The first excerpt represents the element of Air. It speaks of mental influences and the process of thought, and is drawn from Helen of Troy And Other Poems by Sara Teasdale:

The Knight. The Lady.

Voices of men and women on the ground at the foot of the tower. The voice of the Knight's Page.

The top of a high battlemented tower of a castle. A stone ledge, which serves as a seat, extends part way around the parapet. Small clouds float by in the blue sky, and occasionally a swallow passes. Entrance R. from an unseen stairway which is supposed to extend around the outside of the tower.

The Lady (unseen). Oh do not climb so fast, for I am faint

The second excerpt represents the element of Fire. It speaks of emotional influences and base passions, and is drawn from The Jungle Tales of Tarzan by Edgar Rice Burroughs:

to the tribe, and of mysterious things with which he communed in the strange lair by the sea. They had never understood his books, and after he had shown them to one or two of the tribe and discovered that even the pictures carried no impression to their brains, he had desisted.

"Tarzan is not an ape," said Gunto. "He will bring Numa to eat us, as he is bringing him to eat Goro. We should kill him."

Immediately Taug bristled. Kill Tarzan! "First you will kill Taug," he said, and lumbered away to search for food.

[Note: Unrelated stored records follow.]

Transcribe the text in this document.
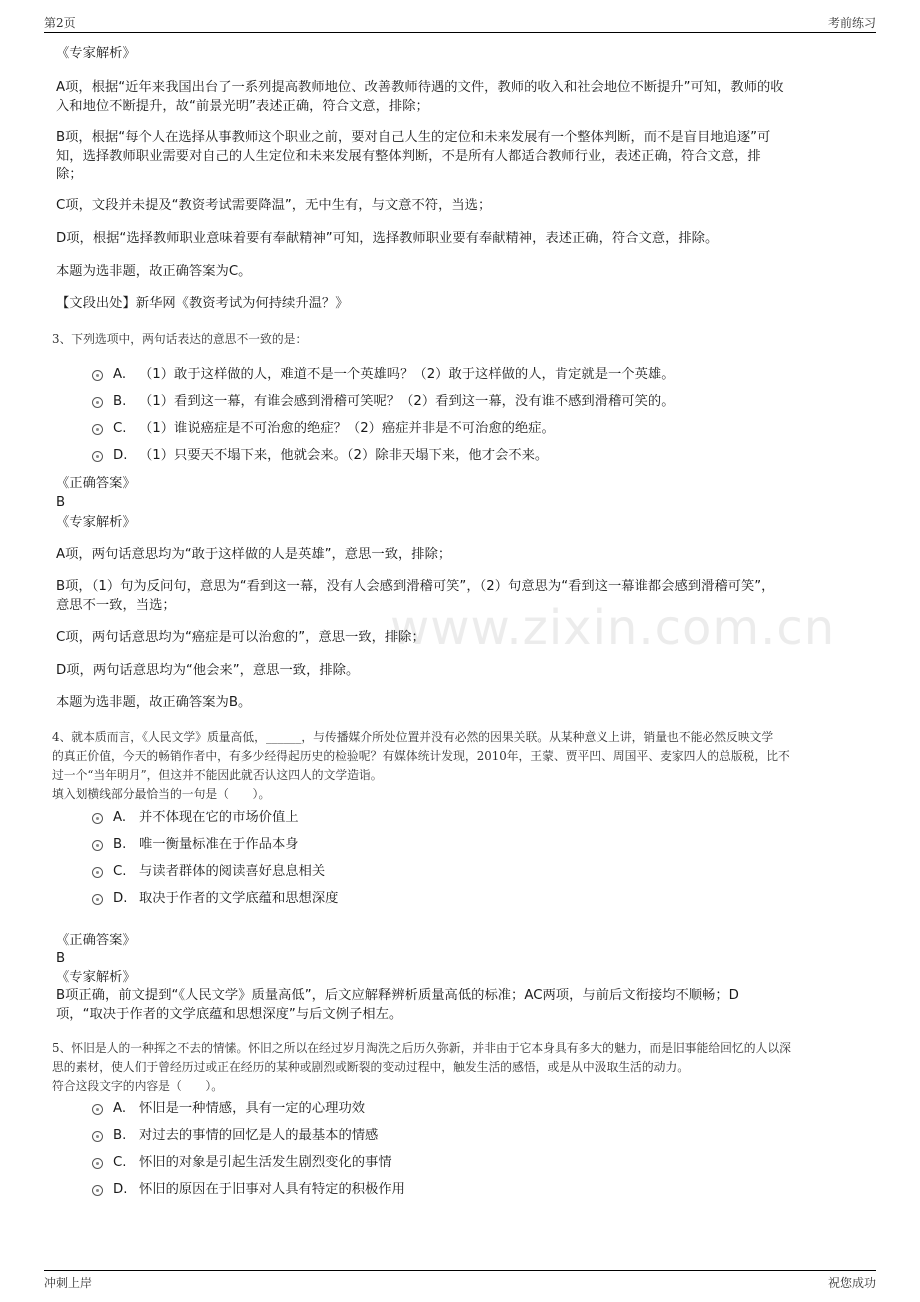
第2页	考前练习
www.zixin.com.cn
《专家解析》
A项，根据“近年来我国出台了一系列提高教师地位、改善教师待遇的文件，教师的收入和社会地位不断提升”可知，教师的收
入和地位不断提升，故“前景光明”表述正确，符合文意，排除；
B项，根据“每个人在选择从事教师这个职业之前，要对自己人生的定位和未来发展有一个整体判断，而不是盲目地追逐”可
知，选择教师职业需要对自己的人生定位和未来发展有整体判断，不是所有人都适合教师行业，表述正确，符合文意，排
除；
C项，文段并未提及“教资考试需要降温”，无中生有，与文意不符，当选；
D项，根据“选择教师职业意味着要有奉献精神”可知，选择教师职业要有奉献精神，表述正确，符合文意，排除。
本题为选非题，故正确答案为C。
【文段出处】新华网《教资考试为何持续升温？》
3、下列选项中，两句话表达的意思不一致的是：
A. （1）敢于这样做的人，难道不是一个英雄吗？（2）敢于这样做的人，肯定就是一个英雄。
B. （1）看到这一幕，有谁会感到滑稽可笑呢？（2）看到这一幕，没有谁不感到滑稽可笑的。
C. （1）谁说癌症是不可治愈的绝症？（2）癌症并非是不可治愈的绝症。
D. （1）只要天不塌下来，他就会来。（2）除非天塌下来，他才会不来。
《正确答案》
B
《专家解析》
A项，两句话意思均为“敢于这样做的人是英雄”，意思一致，排除；
B项，（1）句为反问句，意思为“看到这一幕，没有人会感到滑稽可笑”，（2）句意思为“看到这一幕谁都会感到滑稽可笑”，
意思不一致，当选；
C项，两句话意思均为“癌症是可以治愈的”，意思一致，排除；
D项，两句话意思均为“他会来”，意思一致，排除。
本题为选非题，故正确答案为B。
4、就本质而言，《人民文学》质量高低，______，与传播媒介所处位置并没有必然的因果关联。从某种意义上讲，销量也不能必然反映文学
的真正价值，今天的畅销作者中，有多少经得起历史的检验呢？有媒体统计发现，2010年，王蒙、贾平凹、周国平、麦家四人的总版税，比不
过一个“当年明月”，但这并不能因此就否认这四人的文学造诣。
填入划横线部分最恰当的一句是（　　）。
A. 并不体现在它的市场价值上
B. 唯一衡量标准在于作品本身
C. 与读者群体的阅读喜好息息相关
D. 取决于作者的文学底蕴和思想深度
《正确答案》
B
《专家解析》
B项正确，前文提到“《人民文学》质量高低”，后文应解释辨析质量高低的标准；AC两项，与前后文衔接均不顺畅；D
项，“取决于作者的文学底蕴和思想深度”与后文例子相左。
5、怀旧是人的一种挥之不去的情愫。怀旧之所以在经过岁月淘洗之后历久弥新，并非由于它本身具有多大的魅力，而是旧事能给回忆的人以深
思的素材，使人们于曾经历过或正在经历的某种或剧烈或断裂的变动过程中，触发生活的感悟，或是从中汲取生活的动力。
符合这段文字的内容是（　　）。
A. 怀旧是一种情感，具有一定的心理功效
B. 对过去的事情的回忆是人的最基本的情感
C. 怀旧的对象是引起生活发生剧烈变化的事情
D. 怀旧的原因在于旧事对人具有特定的积极作用
冲刺上岸	祝您成功
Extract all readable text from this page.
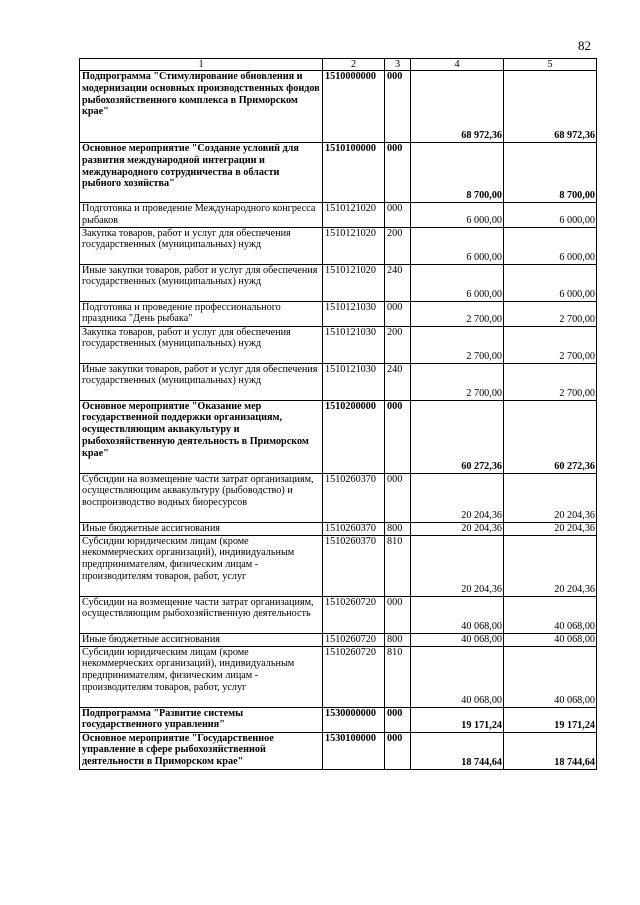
82
1	2	3	4	5
Подпрограмма "Стимулирование обновления и модернизации основных производственных фондов рыбохозяйственного комплекса в Приморском крае"	1510000000	000	68 972,36	68 972,36
Основное мероприятие "Создание условий для развития международной интеграции и международного сотрудничества в области рыбного хозяйства"	1510100000	000	8 700,00	8 700,00
Подготовка и проведение Международного конгресса рыбаков	1510121020	000	6 000,00	6 000,00
Закупка товаров, работ и услуг для обеспечения государственных (муниципальных) нужд	1510121020	200	6 000,00	6 000,00
Иные закупки товаров, работ и услуг для обеспечения государственных (муниципальных) нужд	1510121020	240	6 000,00	6 000,00
Подготовка и проведение профессионального праздника "День рыбака"	1510121030	000	2 700,00	2 700,00
Закупка товаров, работ и услуг для обеспечения государственных (муниципальных) нужд	1510121030	200	2 700,00	2 700,00
Иные закупки товаров, работ и услуг для обеспечения государственных (муниципальных) нужд	1510121030	240	2 700,00	2 700,00
Основное мероприятие "Оказание мер государственной поддержки организациям, осуществляющим аквакультуру и рыбохозяйственную деятельность в Приморском крае"	1510200000	000	60 272,36	60 272,36
Субсидии на возмещение части затрат организациям, осуществляющим аквакультуру (рыбоводство) и воспроизводство водных биоресурсов	1510260370	000	20 204,36	20 204,36
Иные бюджетные ассигнования	1510260370	800	20 204,36	20 204,36
Субсидии юридическим лицам (кроме некоммерческих организаций), индивидуальным предпринимателям, физическим лицам - производителям товаров, работ, услуг	1510260370	810	20 204,36	20 204,36
Субсидии на возмещение части затрат организациям, осуществляющим рыбохозяйственную деятельность	1510260720	000	40 068,00	40 068,00
Иные бюджетные ассигнования	1510260720	800	40 068,00	40 068,00
Субсидии юридическим лицам (кроме некоммерческих организаций), индивидуальным предпринимателям, физическим лицам - производителям товаров, работ, услуг	1510260720	810	40 068,00	40 068,00
Подпрограмма "Развитие системы государственного управления"	1530000000	000	19 171,24	19 171,24
Основное мероприятие "Государственное управление в сфере рыбохозяйственной деятельности в Приморском крае"	1530100000	000	18 744,64	18 744,64
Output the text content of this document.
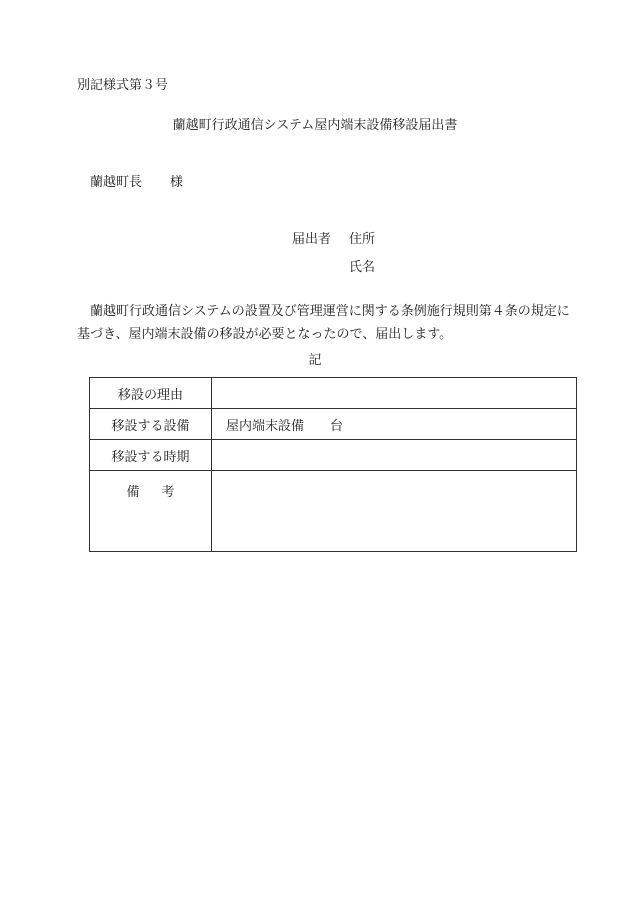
別記様式第３号
蘭越町行政通信システム屋内端末設備移設届出書
蘭越町長 様
届出者 住所
氏名
蘭越町行政通信システムの設置及び管理運営に関する条例施行規則第４条の規定に基づき、屋内端末設備の移設が必要となったので、届出します。
記
移設の理由	
移設する設備	屋内端末設備 台
移設する時期	
備 考	
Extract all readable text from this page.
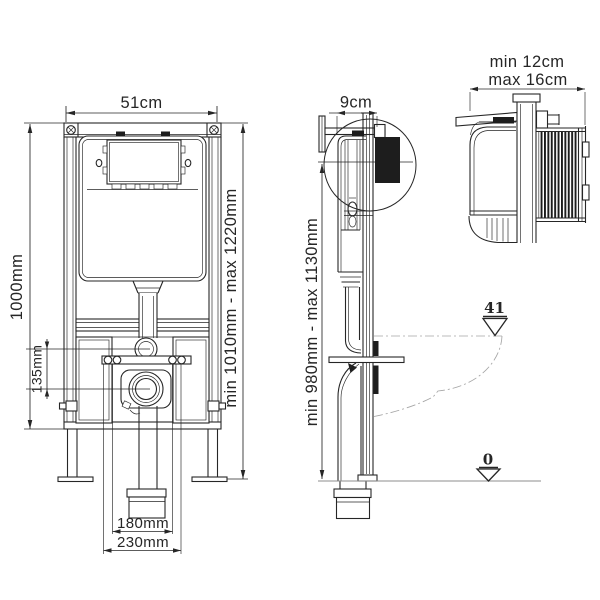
51cm
1000mm
135mm	min 1010mm - max 1220mm
180mm
230mm
41
0
9cm
min 980mm - max 1130mm
min 12cm
max 16cm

But others joined the plotters. They thought of many


The Jungle Tales of Tarzan
The third excerpt represents the element of Water. It speaks of pure spiritual influences and feelings of love, and is drawn from The Return of Tarzan by Edgar Rice Burroughs:

from this and other places of amusement, but seldom if ever had he been alone. Tonight D'Arnot had had another engagement, and Tarzan had come by himself.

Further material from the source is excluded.